In Obi-Wan Kenobi, we get a quick but disturbing look inside Fortress Inquisitorius: Jedi and younglings suspended in amber, lined up like a hidden museum of the Purge. Obi-Wan calls it a tomb, and then the episode moves on.
In this article, I want to slow that down and answer one simple question: why are the Inquisitors keeping Jedi like this at all, instead of just destroying the bodies and erasing every trace?
What the Jedi Tomb in Fortress Inquisitorius Really Is
That corridor in Obi-Wan Kenobi isn’t just a random creepy set. In the reference book Star Wars: Dawn of Rebellion: The Visual Guide and on Wookieepedia it’s named directly as the Jedi tomb, a specific secured area deep inside Fortress Inquisitorius on Nur.
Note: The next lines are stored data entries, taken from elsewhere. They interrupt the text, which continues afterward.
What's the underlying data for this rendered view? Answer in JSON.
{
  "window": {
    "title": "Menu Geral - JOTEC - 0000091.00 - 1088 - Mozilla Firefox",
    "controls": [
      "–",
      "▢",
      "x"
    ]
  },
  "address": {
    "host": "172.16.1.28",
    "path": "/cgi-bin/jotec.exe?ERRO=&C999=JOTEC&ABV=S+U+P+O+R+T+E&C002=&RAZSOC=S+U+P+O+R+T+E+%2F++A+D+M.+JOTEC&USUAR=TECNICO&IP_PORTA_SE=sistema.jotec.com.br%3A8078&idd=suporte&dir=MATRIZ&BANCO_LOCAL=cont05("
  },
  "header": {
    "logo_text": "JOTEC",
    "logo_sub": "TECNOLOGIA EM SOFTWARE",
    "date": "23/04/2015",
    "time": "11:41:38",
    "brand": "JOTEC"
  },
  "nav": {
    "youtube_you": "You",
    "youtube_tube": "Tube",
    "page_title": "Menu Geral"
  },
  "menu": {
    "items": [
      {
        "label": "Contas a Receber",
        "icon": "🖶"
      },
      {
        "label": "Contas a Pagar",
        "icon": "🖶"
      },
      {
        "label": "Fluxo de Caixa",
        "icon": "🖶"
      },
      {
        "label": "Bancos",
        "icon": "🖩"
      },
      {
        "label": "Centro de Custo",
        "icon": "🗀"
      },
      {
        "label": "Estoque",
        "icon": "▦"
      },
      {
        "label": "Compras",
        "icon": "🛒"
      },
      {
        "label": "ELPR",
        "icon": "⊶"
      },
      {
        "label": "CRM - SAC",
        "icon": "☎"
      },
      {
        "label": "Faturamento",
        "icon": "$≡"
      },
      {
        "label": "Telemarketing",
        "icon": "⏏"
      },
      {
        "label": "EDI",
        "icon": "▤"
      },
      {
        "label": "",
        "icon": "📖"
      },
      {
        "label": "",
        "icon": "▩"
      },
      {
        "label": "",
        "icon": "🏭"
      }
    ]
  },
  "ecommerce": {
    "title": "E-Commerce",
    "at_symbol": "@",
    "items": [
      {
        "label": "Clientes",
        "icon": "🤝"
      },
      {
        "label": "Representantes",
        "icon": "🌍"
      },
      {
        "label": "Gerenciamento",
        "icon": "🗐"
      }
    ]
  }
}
The tomb holds the bodies of Jedi killed in the Purge. We can clearly pick out figures like Tera Sinube and other Temple-era Jedi, along with younglings still wearing the training helmets from the night of Order 66. All of them are suspended upright in blocks of crystallised amber behind blast doors and Imperial control panels. This isn’t a mass grave, and it isn’t some forgotten basement. It’s part of the Inquisitors’ own headquarters, in the same facility where captured Jedi and Force-sensitives are interrogated, tortured, or turned.
Star Wars: Dawn of Rebellion: The Visual Guide makes that link explicit by pointing out that the way these remains are preserved on Nur is similar to how the Empire handled another dead Jedi somewhere else: Luminara Unduli on Stygeon Prime. That’s where we get the real answer for why these “tombs” exist at all.
Luminara Unduli and the Sinister Reason the Tombs Exist
To see what the Empire actually does with dead Jedi, you have to go to Star Wars Rebels Season 1, “Rise of the Old Masters.” The crew of the Ghost hears that Luminara Unduli survived the Clone Wars and is being held by the Empire. Kanan feels her in the Force. They break into the Spire on Stygeon Prime to rescue her and find what looks like Luminara standing in a containment cell.
Then the trap snaps shut. As Kanan gets closer, the image of her living form fades and we see what’s really there: her corpse, held upright in a special chamber. The Grand Inquisitor walks in and explains exactly what’s going on:
“Yes, I’m afraid Master Luminara died with the Republic. But her bones continue to serve the Empire, luring the last Jedi to their ends.”
That line tells us more about the Nur tomb than Obi-Wan Kenobi ever spells out. Luminara’s body is not being kept out of sentiment. It’s a hunting tool. The Empire is using her remains, plus the residual presence around them, as bait to draw surviving Jedi into a kill zone. Other sources summarise that this trap was used more than once against fugitives like Kanan.
Once you know that, the Jedi tomb on Nur stops being a mystery. The Inquisitors already have a proven method: preserve a well-known Jedi, project just enough of a “living” presence to fool anyone listening for them in the Force, and use that as a lure. The tomb gives them a whole stockroom of possibilities. Masters, Knights, even younglings can be turned into “Luminara traps” if the Inquisitors decide it’s useful.
On top of that, the tomb itself works as a psychological weapon. The Inquisitorius exists to wipe out the Jedi Order. Walking a captured Jedi, a Force-sensitive child, or even a rebel sympathiser past rows of preserved Jedi sends one clear message: this is what happens to your kind. When we see Obi-Wan react in the show, that’s exactly the point—he recognises faces, sees Temple helmets on children, and realises their bodies have been turned into decorations inside the Inquisitors’ home base.
There’s also a bigger pattern in how the Empire handles the Jedi legacy. Palpatine doesn’t just want them dead; he wants control of their story. Taking respected Masters and innocent younglings and freezing them in amber in a secret Imperial facility twists what they used to stand for. They stop being guardians of the Republic and become exhibits, bait, and warnings. Their memory is literally locked up inside the machinery of the Inquisitorius.
Later canon about places like Mount Tantiss in The Bad Batch, or the interest in Grogu’s blood and “donor” material, shows the Empire and its remnants are willing to use Force-sensitives as raw material for dark experiments. The Nur tomb is never labelled as a lab, so that connection stays in the theory box, but it fits the same mindset. If Palpatine is already turning living Jedi into Inquisitors and stealing children for tests, keeping dead Jedi perfectly preserved also leaves the door open for whatever he might want from them later.
Even without going that far, the canon answer is already clear. The Inquisitors keep Jedi in tombs because, for the Empire, a Jedi’s usefulness doesn’t end with death. In life, they protected the Republic. In death, their bodies are recycled as bait, intimidation, and tools of the hunt—still serving an Empire that’s built on the lie that the Jedi are gone forever.